GoekeLab
Inconsistent read counts within polycistronic transcripts with near-constant expression
In our mouse cDNA data, we hypothesise that mt-Atp6 and mt-Atp8 are encoded together on the mouse mitochondrial genome as a single polycistronic unit, which is demonstrated by observing co-expression at what appears to be essentially identical levels across the two genes in all samples:
However, bambu has reported different counts for these transcripts, inconsistently different in different samples. This is most obviously demonstrated in the SCL samples shown below, with raw Atp6/Atp8 counts reported by bambu of 77/132, 155/64, and 115/3 for the three SCL samples. These counts should either be nearly identical (because expression levels across the region are the same), or counts should be counted for only one of the transcripts in the polycistronic unit in all cases. Identical expression would be preferred, but I can see where that could complicate matters if each cDNA read needs to be assigned to a single transcript. I suppose another alternative would be to create a fusion transcript composed of both annotated genes.
The polycistronic nature of this region may be easier to see in the SNP coverage track from JBrowse2 (different samples), showing that there is no blue polyA insertion point between the genes (as would be expected if the genes were encoded separately), and some of the mapped reads are mapping all the way through both genes:
[the more fuzzy coverage in JBrowse2 is due to our version of JBrowse2 considering deletions in BAM CIGAR strings to be a drop in coverage, which means that the covered read count is inconsistent with the observed coverage]

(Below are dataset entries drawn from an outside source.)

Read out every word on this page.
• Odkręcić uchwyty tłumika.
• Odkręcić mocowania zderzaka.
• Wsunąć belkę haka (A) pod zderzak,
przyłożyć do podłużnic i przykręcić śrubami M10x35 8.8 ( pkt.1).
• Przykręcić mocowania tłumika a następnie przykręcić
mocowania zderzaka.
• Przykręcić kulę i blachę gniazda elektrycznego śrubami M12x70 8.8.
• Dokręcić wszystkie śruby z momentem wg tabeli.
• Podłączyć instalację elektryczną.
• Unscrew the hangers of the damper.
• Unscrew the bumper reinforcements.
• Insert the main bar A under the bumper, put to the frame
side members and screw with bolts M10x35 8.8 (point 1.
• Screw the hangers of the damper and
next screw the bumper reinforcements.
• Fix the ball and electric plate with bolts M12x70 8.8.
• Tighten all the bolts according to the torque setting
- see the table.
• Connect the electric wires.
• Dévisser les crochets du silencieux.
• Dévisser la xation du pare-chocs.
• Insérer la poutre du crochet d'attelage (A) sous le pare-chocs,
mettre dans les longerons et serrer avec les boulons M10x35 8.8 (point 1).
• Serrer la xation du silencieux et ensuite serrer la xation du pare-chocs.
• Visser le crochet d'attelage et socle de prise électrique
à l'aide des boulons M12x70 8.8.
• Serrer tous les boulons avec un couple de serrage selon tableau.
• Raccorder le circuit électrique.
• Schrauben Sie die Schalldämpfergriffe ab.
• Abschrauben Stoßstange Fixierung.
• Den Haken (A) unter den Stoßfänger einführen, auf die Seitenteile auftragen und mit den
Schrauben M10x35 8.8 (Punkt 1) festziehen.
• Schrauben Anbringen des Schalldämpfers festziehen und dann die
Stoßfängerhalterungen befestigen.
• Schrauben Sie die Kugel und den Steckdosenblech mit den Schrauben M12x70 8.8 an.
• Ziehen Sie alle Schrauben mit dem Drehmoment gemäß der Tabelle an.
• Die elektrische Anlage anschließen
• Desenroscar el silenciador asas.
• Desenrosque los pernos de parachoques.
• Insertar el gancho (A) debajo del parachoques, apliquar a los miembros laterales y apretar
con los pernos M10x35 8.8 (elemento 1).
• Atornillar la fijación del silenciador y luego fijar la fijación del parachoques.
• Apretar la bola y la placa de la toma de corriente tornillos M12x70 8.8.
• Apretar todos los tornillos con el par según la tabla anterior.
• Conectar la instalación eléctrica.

I have included as an attachment a zip file containing subset BAM files for the Atp6/Atp8 region of the mitochondrial genome. Annotation/genome files are the same as for the previous issue [issue #281]. The associated .rds file (containing all discovered transcripts) can be found here.
This issue is possibly related to pull #260, which mentions multi-gene assignments and fusion transcripts.
Hi @gringer , this scenarios is a bit tricky. In fact, during estimation, for reads that map acorss multiple genes, they will usually be randomly assigned to one of the genes and currently we don't enforce any control on this, so it would very likely happen when different genes are chosen in different samples. Another possible reason that might explain this inconsistency could be there exist different unique read support for each of the atp7/atp8 genes, and that might also contribute to the inconsistency that you observed here. My suggestion for this case would be to construct a genome that contain this polycistronic transcript, and do alignment to this specific genome and then apply bambu for the quantification, it should then be able to give you the desired estimates.
Would it be possible to do something like flag reads that are multi-mapping, and assign their reads randomly at the end once all counts have been observed? I wouldn't mind if the reads were randomly assigned, but that's not the case here; there are clearly sample-specific systematic mapping differences for transcripts that (from what I can tell from the minimap2 coverage results) have essentially identical levels of expression. See the pink highlighted cells in the table screenshot.